While Stewart’s Snow White possesses none of the familiar cheer of the Disney Snow White (this is one Snow White who won’t be whistling while she works), she does possess a mystical gift for communicating with nature. Stewart manages nuanced ripples of astonishment when entering a magical forest known as the Sanctuary, and an impassioned performance when she is urging the villagers to join her cause. The nature of her role as ingenue, even though it’s one with military skills, doesn’t provide many powerhouse moments.
Charlize Theron as the evil queen Ravenna is one of the best villains to grace the screen in years. Unlike Julia Roberts’ gleefully wicked cougar in “Mirror Mirror,” she’s an anguished soul. Yes, Ravenna rips out bird hearts and munches on them at snack time, tears out several human hearts with her bare hands, and has turned the kingdom into a desolate wasteland. She’s a bloodthirsty serial killer starving for power, and yet remarkably there are several moments where her suffering is quite pitiable.

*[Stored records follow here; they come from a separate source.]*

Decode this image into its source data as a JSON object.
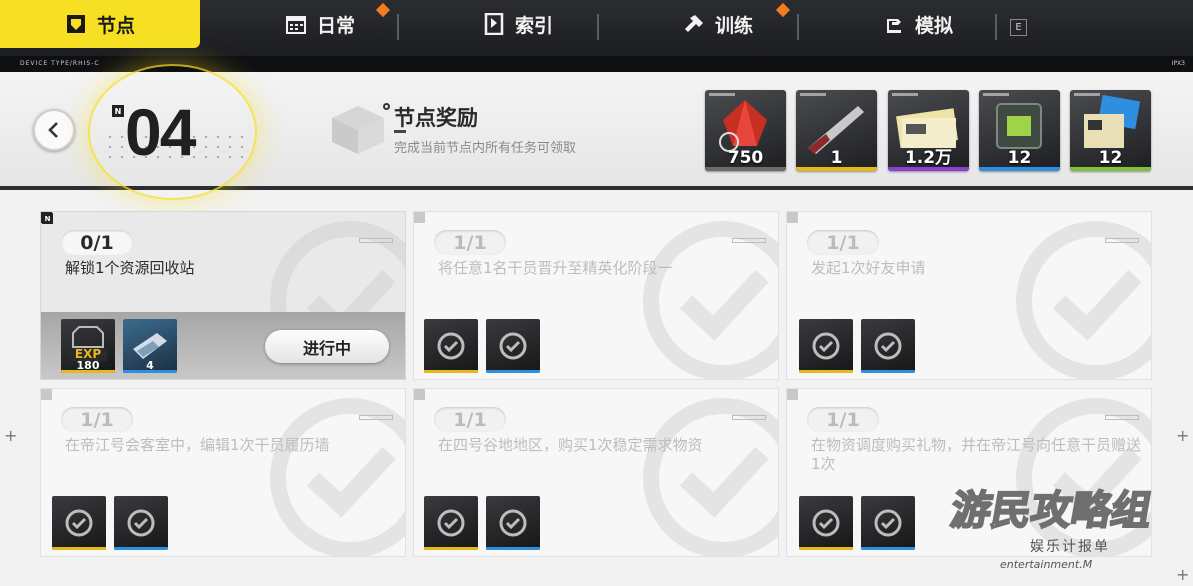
{
  "nav": {
    "tabs": [
      {
        "label": "节点",
        "icon": "node-icon"
      },
      {
        "label": "日常",
        "icon": "calendar-icon"
      },
      {
        "label": "索引",
        "icon": "index-icon"
      },
      {
        "label": "训练",
        "icon": "hammer-icon"
      },
      {
        "label": "模拟",
        "icon": "simulate-icon"
      }
    ],
    "key_hint": "E"
  },
  "strip": {
    "brand_left": "DEVICE TYPE/RHIS-C",
    "brand_right": "IPX3"
  },
  "header": {
    "node_number": "04",
    "reward_title": "节点奖励",
    "reward_subtitle": "完成当前节点内所有任务可领取",
    "rewards": [
      {
        "item": "red-crystal-icon",
        "qty": "750",
        "rarity_color": "#6b6b6b"
      },
      {
        "item": "blade-icon",
        "qty": "1",
        "rarity_color": "#e8b818"
      },
      {
        "item": "voucher-icon",
        "qty": "1.2万",
        "rarity_color": "#8a3fd0"
      },
      {
        "item": "module-icon",
        "qty": "12",
        "rarity_color": "#2e8fe0"
      },
      {
        "item": "exp-card-icon",
        "qty": "12",
        "rarity_color": "#7fc23a"
      }
    ]
  },
  "tasks": [
    {
      "progress": "0/1",
      "desc": "解锁1个资源回收站",
      "active": true,
      "button": "进行中",
      "rewards": [
        {
          "item": "exp-icon",
          "label": "EXP",
          "qty": "180",
          "strip": "#e8b818"
        },
        {
          "item": "module-icon",
          "qty": "4",
          "strip": "#2e8fe0"
        }
      ]
    },
    {
      "progress": "1/1",
      "desc": "将任意1名干员晋升至精英化阶段一",
      "active": false,
      "rewards": [
        {
          "strip": "#e8b818"
        },
        {
          "strip": "#2e8fe0"
        }
      ]
    },
    {
      "progress": "1/1",
      "desc": "发起1次好友申请",
      "active": false,
      "rewards": [
        {
          "strip": "#e8b818"
        },
        {
          "strip": "#2e8fe0"
        }
      ]
    },
    {
      "progress": "1/1",
      "desc": "在帝江号会客室中，编辑1次干员履历墙",
      "active": false,
      "rewards": [
        {
          "strip": "#e8b818"
        },
        {
          "strip": "#2e8fe0"
        }
      ]
    },
    {
      "progress": "1/1",
      "desc": "在四号谷地地区，购买1次稳定需求物资",
      "active": false,
      "rewards": [
        {
          "strip": "#e8b818"
        },
        {
          "strip": "#2e8fe0"
        }
      ]
    },
    {
      "progress": "1/1",
      "desc": "在物资调度购买礼物，并在帝江号向任意干员赠送1次",
      "active": false,
      "rewards": [
        {
          "strip": "#e8b818"
        },
        {
          "strip": "#2e8fe0"
        }
      ]
    }
  ],
  "watermark": {
    "logo": "游民攻略组",
    "cn": "娱乐计报单",
    "en": "entertainment.M"
  }
}
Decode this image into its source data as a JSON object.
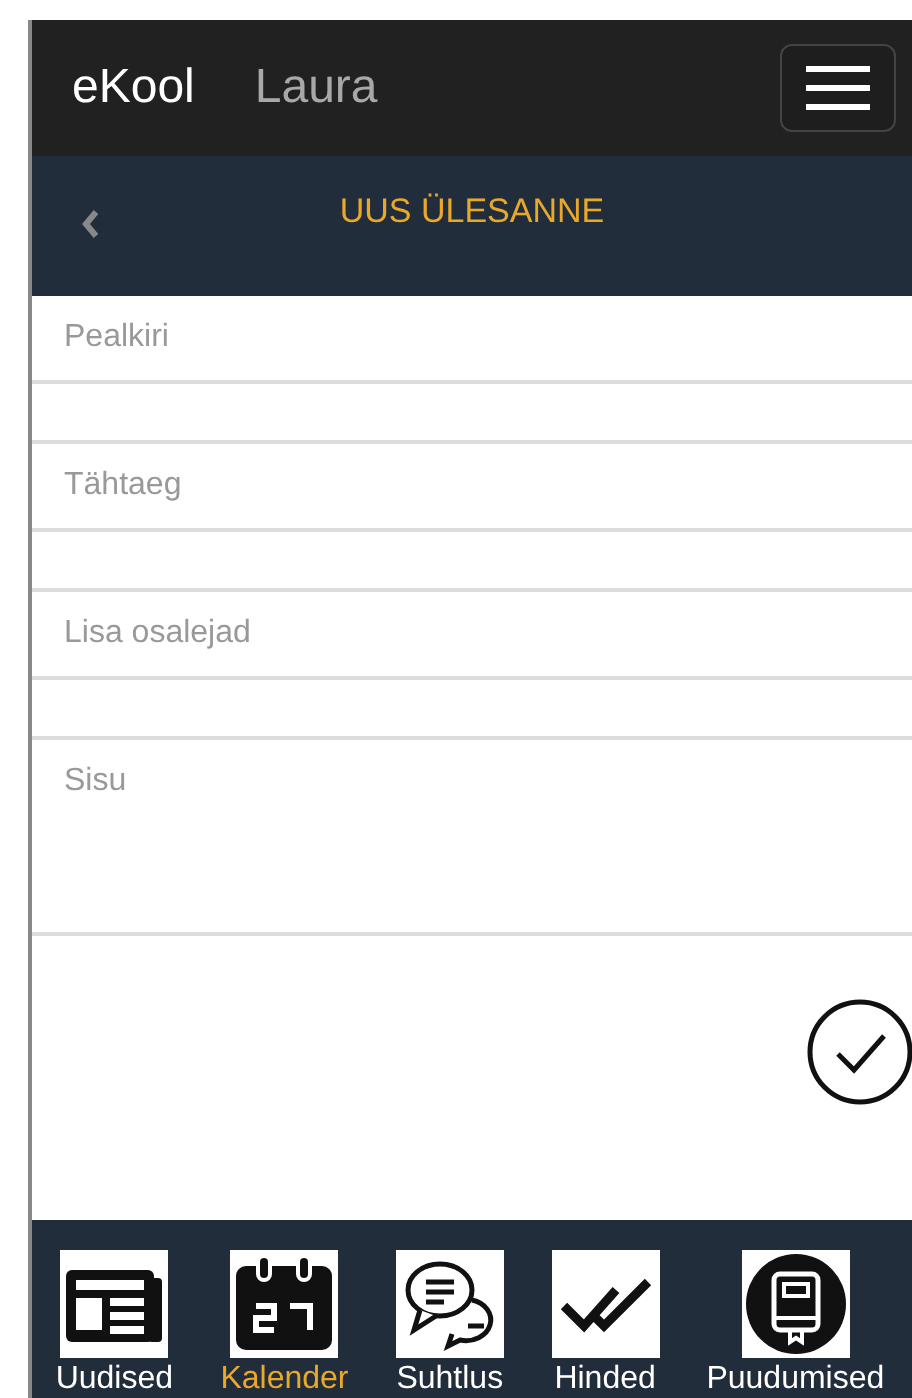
{
  "header": {
    "brand": "eKool",
    "user": "Laura"
  },
  "subheader": {
    "title": "UUS ÜLESANNE"
  },
  "fields": [
    {
      "kind": "line",
      "placeholder": "Pealkiri"
    },
    {
      "kind": "line",
      "placeholder": "Tähtaeg"
    },
    {
      "kind": "line",
      "placeholder": "Lisa osalejad"
    },
    {
      "kind": "area",
      "placeholder": "Sisu"
    }
  ],
  "tabs": [
    {
      "kind": "news",
      "label": "Uudised",
      "selected": false
    },
    {
      "kind": "calendar",
      "label": "Kalender",
      "selected": true
    },
    {
      "kind": "chat",
      "label": "Suhtlus",
      "selected": false
    },
    {
      "kind": "grades",
      "label": "Hinded",
      "selected": false
    },
    {
      "kind": "absence",
      "label": "Puudumised",
      "selected": false
    }
  ]
}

Theron’s role took guts. Certainly Theron is one of the fairest in the land, and at 37 is one of the youngest to portray the role of the evil queen, but her youth is quite appropriate since it’s part of the queen’s power. Theron is never afraid of playing down her beauty, and here she is remarkably courageous in showing Ravenna’s true colors as monstrous killer, wretched old crone, and raving lunatic terrified of losing her beauty. She is scary to watch, and that is as it should be.
Her presence, similar to Roberts, makes quite an impact through special effects and Oscar-winner Colleen Atwood’s costumes. Watch for the swarm of crows flying around Ravenna, and the cloak of crow feathers, as she performs a black magic spell. The makeup that ages her is similarly impressive. The special effects are flawless, especially the magic mirror, which melts into a mysterious liquid gold figure when delivering its verdict on the queen’s beauty.
Veteran actors like Bob Hoskins and Ray Winstone portray the dwarves, and in this case their diminutive status is achieved digitally. They offer a dose of welcomed humor without detracting from the tone.
The movie feels a tad on the long side. It’s always challenging for a film in the fairy tale genre to achieve emotional resonance, since it’s a fable comprised of archetypal characters. “Snow White and the Huntsman” isn’t an exception, and its minimizing the romance in favor of Snow White’s story of survival may be the reason why.
Reel Mama’s rating: The film is rated PG-13 for intense battle scenes, mild language, violence, implied incest, the queen’s aforementioned eating of the bird’s heart and committing mass murder (including a brutal stabbing), and a sexual situation (Ravenna removes her clothes, seen from behind). Teens fourteen and up should be able to handle the movie.